Skip to content

Anomaly Detection

🧠 Anomaly Detection

InfraSight includes a machine learning–based anomaly detection module designed to automatically identify unseen attacks and abnormal container behavior in real time. It operates in an online learning fashion using the River Python library, which enables continuous adaptation to new data streams.

🎯 Overview & Purpose

The anomaly detection subsystem continuously monitors container activity to detect deviations from normal behavior. Two complementary models are used:

  • Resource Usage Model: Detects unusual patterns in CPU, memory, and I/O usage.
  • Syscall Frequency Model: Identifies abnormal syscall invocation rates.

Both models aim to detect zero day or previously unseen attack behaviors by learning the baseline behavior of each container directly from live event streams.

⚙️ Architecture & Workflow

The anomaly detection service consumes data directly from Kafka, where InfraSight’s eBPF-based client and server publishes telemetry events.

The workflow proceeds in three stages:

  1. Data Ingestion: Events are streamed from Kafka topics corresponding to resource usage and syscall frequencies.

  2. Learning Phase: For each container, a dedicated model is created. The model observes the first events for approximately 5–15 minutes, depending on the container’s activity level, to establish its baseline behavior.

  3. Detection Phase: Once the warmup period ends, the model begins producing anomaly scores and emits alerts when unusual patterns are detected.

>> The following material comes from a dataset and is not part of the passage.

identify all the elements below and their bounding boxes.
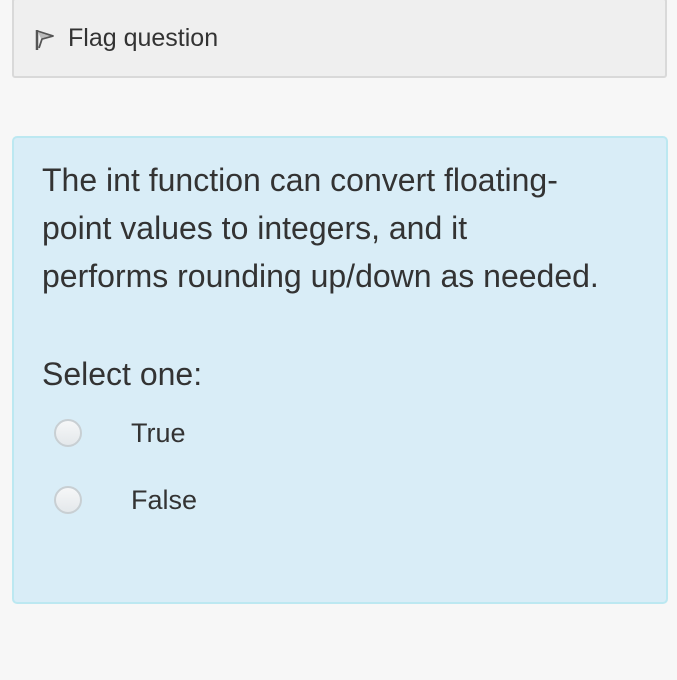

🧩 Each container maintains its own model instance, ensuring that detection remains context aware and sensitive to its unique behavior profile.

🧮 Model Details

InfraSight currently uses two online models for anomaly scoring:

Model Description Parameters
One-Class SVM Learns normal behavior and assigns a signed score to each event. Default configuration
Quantile Filter Flags events above the 99th percentile of previously seen scores. q = 0.99

Feature Extraction

The features used by each model are defined in the database schema:

Warmup Phase

  • The first 50 events per container are used exclusively for model initialization and are not evaluated for anomalies.

Scoring and Alerting

An event is classified as anomalous when:

  • The Quantile Filter detects that the score exceeds the 99th percentile of previous scores, or
  • The One-Class SVM score is below 0.

🚨 Alerting & Output

When an anomaly is detected:

  • An alert is logged to standard output with details such as container ID, timestamp, and anomaly type.